Dès lors qu’une partie spécifique du site d’entreposage est affectée à l’usage exclusif du preneur, les services indissociables, dans le premier cas, et tous les éléments de la prestation complexe, dans le deuxième cas (à la fois l’entreposage de biens et les services accessoires), sont soumis à la TVA à l’endroit où le site d’entreposage est situé.
En pratique, autant il ne fait pas de doute que la simple mise à disposition des entrepôts s’analyse en une location au regard de la TVA, autant il convient de procéder à un examen au cas par cas lorsqu’elle est accompagnée de services connexes.
«Dès lors que les loyers sont déjà imposables en France, de telles prestations, si elles sont incluses dans le coût du loyer, devraient être sans incidence pour le bailleur, qu’il soit ou non résident fiscal français.»
Le risque IS lié à la création d’un établissement stable («ES»)
Il est communément admis que la simple détention d’un actif immobilier en France aux fins de location n’est pas constitutive d’un ES français. Il peut toutefois en être autrement lorsque le bailleur fournit, en plus de la mise à disposition des locaux, des prestations supplémentaires.
En pratique, dès lors que les loyers sont déjà imposables en France en application du droit interne français et de la plupart des conventions fiscales internationales, de telles prestations, si elles sont incluses dans le coût du loyer, devraient être sans incidence pour le bailleur, qu’il soit ou non résident fiscal français.
Elles pourraient toutefois avoir un impact pour l’entreprise locataire lorsque celle-ci est non-résidente si le bailleur venait à être regardé comme constitutif d’un ES français de son locataire. On peut se demander s’il pourrait en être ainsi par exemple lorsque le bailleur est en charge - en sus de la location stricto sensu - du passage à quai des marchandises comprenant leur réception et leur dépôt puis de la préparation et de l’expédition des commandes aux destinataires finaux.
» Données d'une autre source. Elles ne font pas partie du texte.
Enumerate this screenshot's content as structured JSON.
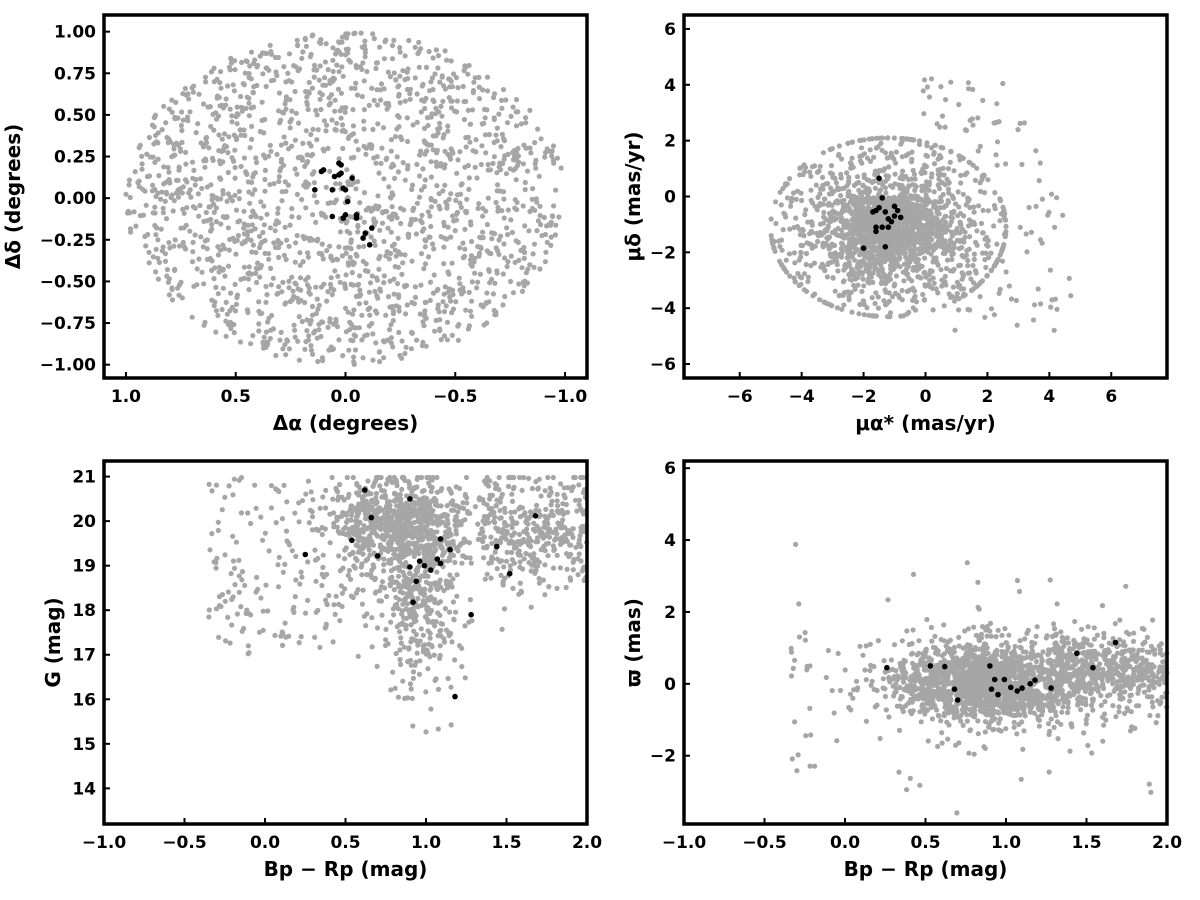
{
  "figure": {
    "background": "#ffffff",
    "field_color": "#a6a6a6",
    "member_color": "#000000"
  },
  "chart_data": [
    {
      "type": "scatter",
      "id": "sky",
      "xlabel": "Δα (degrees)",
      "ylabel": "Δδ (degrees)",
      "xlim": [
        1.1,
        -1.1
      ],
      "ylim": [
        -1.08,
        1.1
      ],
      "x_inverted": true,
      "xticks": [
        1.0,
        0.5,
        0.0,
        -0.5,
        -1.0
      ],
      "xtick_labels": [
        "1.0",
        "0.5",
        "0.0",
        "−0.5",
        "−1.0"
      ],
      "yticks": [
        1.0,
        0.75,
        0.5,
        0.25,
        0.0,
        -0.25,
        -0.5,
        -0.75,
        -1.0
      ],
      "ytick_labels": [
        "1.00",
        "0.75",
        "0.50",
        "0.25",
        "0.00",
        "−0.25",
        "−0.50",
        "−0.75",
        "−1.00"
      ],
      "grid": false,
      "field_distribution": {
        "shape": "disk",
        "center": [
          0.0,
          0.0
        ],
        "radius": [
          1.0,
          1.0
        ],
        "count": 1800
      },
      "members": [
        [
          0.02,
          0.2
        ],
        [
          0.03,
          0.21
        ],
        [
          0.1,
          0.17
        ],
        [
          0.11,
          0.16
        ],
        [
          0.14,
          0.05
        ],
        [
          0.06,
          0.05
        ],
        [
          0.01,
          0.06
        ],
        [
          0.0,
          0.05
        ],
        [
          0.03,
          0.14
        ],
        [
          0.05,
          0.13
        ],
        [
          0.02,
          0.15
        ],
        [
          -0.03,
          0.12
        ],
        [
          -0.01,
          -0.02
        ],
        [
          0.0,
          -0.1
        ],
        [
          0.01,
          -0.12
        ],
        [
          0.06,
          -0.11
        ],
        [
          -0.05,
          -0.1
        ],
        [
          -0.05,
          -0.12
        ],
        [
          -0.09,
          -0.21
        ],
        [
          -0.08,
          -0.24
        ],
        [
          -0.12,
          -0.18
        ],
        [
          -0.11,
          -0.28
        ]
      ]
    },
    {
      "type": "scatter",
      "id": "proper-motion",
      "xlabel": "μα* (mas/yr)",
      "ylabel": "μδ (mas/yr)",
      "xlim": [
        -7.8,
        7.8
      ],
      "ylim": [
        -6.5,
        6.5
      ],
      "xticks": [
        -6,
        -4,
        -2,
        0,
        2,
        4,
        6
      ],
      "xtick_labels": [
        "−6",
        "−4",
        "−2",
        "0",
        "2",
        "4",
        "6"
      ],
      "yticks": [
        6,
        4,
        2,
        0,
        -2,
        -4,
        -6
      ],
      "ytick_labels": [
        "6",
        "4",
        "2",
        "0",
        "−2",
        "−4",
        "−6"
      ],
      "grid": false,
      "field_distribution": {
        "shape": "disk",
        "center": [
          -1.2,
          -1.1
        ],
        "radius": [
          3.8,
          3.2
        ],
        "count": 2200,
        "concentrated": true
      },
      "members": [
        [
          -1.5,
          0.65
        ],
        [
          -1.4,
          -0.05
        ],
        [
          -1.6,
          -0.5
        ],
        [
          -1.5,
          -0.4
        ],
        [
          -1.3,
          -0.55
        ],
        [
          -1.7,
          -0.55
        ],
        [
          -1.0,
          -0.35
        ],
        [
          -0.9,
          -0.5
        ],
        [
          -0.8,
          -0.75
        ],
        [
          -1.0,
          -0.7
        ],
        [
          -1.2,
          -0.8
        ],
        [
          -1.6,
          -1.1
        ],
        [
          -1.6,
          -1.25
        ],
        [
          -1.4,
          -1.1
        ],
        [
          -1.2,
          -1.1
        ],
        [
          -1.1,
          -0.9
        ],
        [
          -1.3,
          -1.8
        ],
        [
          -2.0,
          -1.85
        ]
      ]
    },
    {
      "type": "scatter",
      "id": "cmd",
      "xlabel": "Bp − Rp (mag)",
      "ylabel": "G (mag)",
      "xlim": [
        -1.0,
        2.0
      ],
      "ylim": [
        13.2,
        21.35
      ],
      "y_inverted": false,
      "xticks": [
        -1.0,
        -0.5,
        0.0,
        0.5,
        1.0,
        1.5,
        2.0
      ],
      "xtick_labels": [
        "−1.0",
        "−0.5",
        "0.0",
        "0.5",
        "1.0",
        "1.5",
        "2.0"
      ],
      "yticks": [
        21,
        20,
        19,
        18,
        17,
        16,
        15,
        14
      ],
      "ytick_labels": [
        "21",
        "20",
        "19",
        "18",
        "17",
        "16",
        "15",
        "14"
      ],
      "grid": false,
      "field_distribution": {
        "shape": "cmd",
        "count": 1700
      },
      "members": [
        [
          0.25,
          19.25
        ],
        [
          0.54,
          19.57
        ],
        [
          0.62,
          20.7
        ],
        [
          0.66,
          20.08
        ],
        [
          0.7,
          19.22
        ],
        [
          0.9,
          20.5
        ],
        [
          0.9,
          18.97
        ],
        [
          0.92,
          18.18
        ],
        [
          0.94,
          18.65
        ],
        [
          0.96,
          19.1
        ],
        [
          0.99,
          19.0
        ],
        [
          1.03,
          18.9
        ],
        [
          1.07,
          19.15
        ],
        [
          1.09,
          19.6
        ],
        [
          1.09,
          19.05
        ],
        [
          1.15,
          19.36
        ],
        [
          1.18,
          16.06
        ],
        [
          1.28,
          17.9
        ],
        [
          1.44,
          19.43
        ],
        [
          1.52,
          18.82
        ],
        [
          1.68,
          20.12
        ]
      ]
    },
    {
      "type": "scatter",
      "id": "parallax",
      "xlabel": "Bp − Rp (mag)",
      "ylabel": "ϖ (mas)",
      "xlim": [
        -1.0,
        2.0
      ],
      "ylim": [
        -3.9,
        6.2
      ],
      "xticks": [
        -1.0,
        -0.5,
        0.0,
        0.5,
        1.0,
        1.5,
        2.0
      ],
      "xtick_labels": [
        "−1.0",
        "−0.5",
        "0.0",
        "0.5",
        "1.0",
        "1.5",
        "2.0"
      ],
      "yticks": [
        6,
        4,
        2,
        0,
        -2
      ],
      "ytick_labels": [
        "6",
        "4",
        "2",
        "0",
        "−2"
      ],
      "grid": false,
      "field_distribution": {
        "shape": "band",
        "count": 2200
      },
      "members": [
        [
          0.26,
          0.45
        ],
        [
          0.53,
          0.5
        ],
        [
          0.62,
          0.48
        ],
        [
          0.68,
          -0.15
        ],
        [
          0.7,
          -0.45
        ],
        [
          0.9,
          0.5
        ],
        [
          0.91,
          -0.15
        ],
        [
          0.93,
          0.12
        ],
        [
          0.95,
          -0.3
        ],
        [
          0.99,
          0.12
        ],
        [
          1.03,
          -0.1
        ],
        [
          1.07,
          -0.2
        ],
        [
          1.1,
          -0.12
        ],
        [
          1.15,
          0.0
        ],
        [
          1.18,
          0.1
        ],
        [
          1.28,
          -0.12
        ],
        [
          1.44,
          0.85
        ],
        [
          1.54,
          0.45
        ],
        [
          1.68,
          1.15
        ]
      ]
    }
  ]
}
Dans une telle situation, le principal risque pourrait être la qualification du bailleur d’agent dépendant du locataire afin d’attraire l’imposition des bénéfices de ce dernier en France. En effet, l’article 12 de la convention multilatérale («MLI») ratifiée par la France a élargi la définition de l’agent dépendant qui suffit à caractériser un ES. Ainsi, l’indépendance de l’agent permettant d’éviter la qualification d’ES est écartée lorsque ce dernier agit exclusivement ou presque exclusivement pour le compte d’une ou plusieurs entreprises auxquelles il est étroitement lié. Au sens de la convention MLI, une personne est «étroitement liée à une entreprise» lorsque «compte tenu de l’ensemble des faits et circonstances pertinents, l’une est sous le contrôle de l’autre ou toutes les deux sont sous le contrôle des mêmes entreprises». Un tel contrôle peut être aussi bien capitalistique qu’économique.
En pratique, les entreprises spécialisées dans la vente en ligne pourraient potentiellement être concernées dans les cas où elles seraient l’unique locataire de leur bailleur/prestataire. La qualification d’agent dépendant du bailleur supposerait toutefois que ce dernier ait le pouvoir de contracter pour le compte de son locataire ou à tout le moins de jouer un rôle principal dans la conclusion des contrats entre le locataire et ses clients. De telles conditions ne devraient pas être satisfaites dans les faits dans la mesure où, en général, le bailleur n’intervient pas dans le processus commercial.